Motion de censure
(Article 49 alinéa 2 de la Constitution)
La
vie quotidienne des Français est de plus en plus difficile : augmentation du
chômage et multiplication des licenciements, creusement des inégalités,
faiblesse des salaires et des pensions, développement de la précarité et baisse
du pouvoir d'achat.
Notre pays s’enfonce dans une crise profonde : crise économique et sociale, crise politique et démocratique. Le Président de la République concentre entre ses mains tous les pouvoirs et supprime un à un tous les contre-pouvoirs, dans les médias, dans la Justice, au Parlement. Il fait pression sans cesse sur les partenaires sociaux et privilégie le passage en force. Son autoritarisme avive les tensions sociales.
Depuis
l’élection présidentielle, les Français subissent de plein fouet les effets
d’une politique qui baisse les impôts des plus favorisés, supprime les droits
sociaux et finalement démantèle les services publics, le système de santé et
l’école.
Aujourd'hui
la France n'a toujours pas de véritable plan de relance. Les Français ont
besoin que soient apportées des réponses fortes, justes qui équilibrent les
mesures en faveur de l’investissement et de la consommation. L’urgence
est à une action globale, massive et à effet immédiat des pouvoirs
publics.
Des
solutions existent pour augmenter rapidement le pouvoir d'achat des Français
aux revenus moyens et modestes, pour protéger les salariés victimes des
restructurations, pour empêcher les licenciements boursiers, pour soutenir
fortement l'investissement, pour accompagner les secteurs industriels en grande
difficulté, et relancer une véritable politique industrielle fondée sur le
retour d’un Etat acteur et stratège.
Le
versement d’une aide immédiate de 500 euros aux titulaires de la prime pour
l’emploi et des minima sociaux, la revalorisation du SMIC de 3%, la
revalorisation des allocations logement, la baisse de la TVA, le gel des loyers
y contribueront.
Agir
pour l’emploi et la protection des salariés est indispensable pour faire face à
la catastrophe sociale qui s’annonce.

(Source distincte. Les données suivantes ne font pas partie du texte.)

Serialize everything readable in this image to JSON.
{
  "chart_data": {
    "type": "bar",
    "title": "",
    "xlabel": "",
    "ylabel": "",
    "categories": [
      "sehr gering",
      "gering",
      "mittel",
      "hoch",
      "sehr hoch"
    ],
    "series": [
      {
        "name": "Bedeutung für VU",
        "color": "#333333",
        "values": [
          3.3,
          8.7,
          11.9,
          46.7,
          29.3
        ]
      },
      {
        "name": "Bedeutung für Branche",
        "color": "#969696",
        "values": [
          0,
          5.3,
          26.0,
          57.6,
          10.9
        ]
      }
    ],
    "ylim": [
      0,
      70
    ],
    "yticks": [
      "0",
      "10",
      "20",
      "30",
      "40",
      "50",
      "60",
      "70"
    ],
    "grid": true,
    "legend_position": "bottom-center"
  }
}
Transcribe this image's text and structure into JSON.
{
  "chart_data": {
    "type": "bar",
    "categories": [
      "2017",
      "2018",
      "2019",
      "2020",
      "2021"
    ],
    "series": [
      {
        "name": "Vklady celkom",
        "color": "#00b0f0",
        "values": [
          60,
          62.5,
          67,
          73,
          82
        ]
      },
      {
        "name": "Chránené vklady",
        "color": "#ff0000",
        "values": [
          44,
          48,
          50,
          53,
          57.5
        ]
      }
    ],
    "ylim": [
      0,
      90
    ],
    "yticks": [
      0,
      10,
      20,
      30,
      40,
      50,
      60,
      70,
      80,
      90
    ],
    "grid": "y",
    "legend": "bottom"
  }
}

L’augmentation de la durée et de
l’indemnisation du chômage partiel, l’amélioration de l’indemnisation des
salariés victimes de licenciement économique, le remboursement préalable des
aides publiques des entreprises bénéficiaires qui licencient, la création de
100 000 emplois aidés supplémentaires y contribueront.
Relancer
l’investissement tant public que privé est une urgence. Un pacte entre les
collectivités territoriales et l’Etat, un plan de modernisation de l’hôpital
public, la mise en chantier de 300 000 logements sociaux en deux ans, la
modulation de l’impôt sur les sociétés en fonction de l’investissement, un
meilleur accès aux crédits par une intervention de l’Etat véritablement
contraignante auprès des banques, la création de fonds régionaux permettant de
financer directement les PME, un moratoire sur le paiement des dettes sociales
et fiscales y contribueront.
Les
propositions s’inscrivent pleinement dans une politique de promotion d’un
modèle de développement durable et de réponse au défi écologique, de régulation
du système financier et de nécessaire coordination européenne.
Face
à une crise structurelle du libéralisme, elles ont l’ambition de créer une
dynamique de changement profond pour la construction d’un nouveau modèle
économique et social.
Ce
sont ces propositions que l’opposition souhaite mettre en débat. Notre combat
n’est pas seulement un acte de résistance. Nous voulons alerter sur les graves
conséquences de l’inaction économique et sociale du gouvernement, prendre date
devant les Français et leur proposer les mesures que nous croyons
indispensables au rétablissement de la confiance. Nous refusons le confort
d’une opposition qui n’aurait qu’à commenter les échecs de la majorité. Nous
voulons au contraire que puisse s’organiser la confrontation entre deux
logiques, deux projets, deux conceptions de la puissance publique.
C’est
pourquoi nous avons exprimé notre refus de voir l’expression des minorités
bridée au Parlement. Une démocratie s’honore d’avoir un pouvoir qui a la
capacité d’agir, mais aussi des contre-pouvoirs médiatiques, judiciaires,
parlementaires, syndicaux qui concourent ensemble à l’édification du débat
public.
En
déposant une motion de censure, les députés du groupe socialiste, radical, citoyen
et divers gauche souhaitent utiliser les moyens que leur donnent les
institutions pour présenter leurs propositions et montrer qu'une politique
alternative est possible pour agir vraiment contre la crise économique et
sociale.
Pour
tous ces motifs, l'Assemblée nationale censure le gouvernement en application
de l'article 49 alinéa 2 de la Constitution.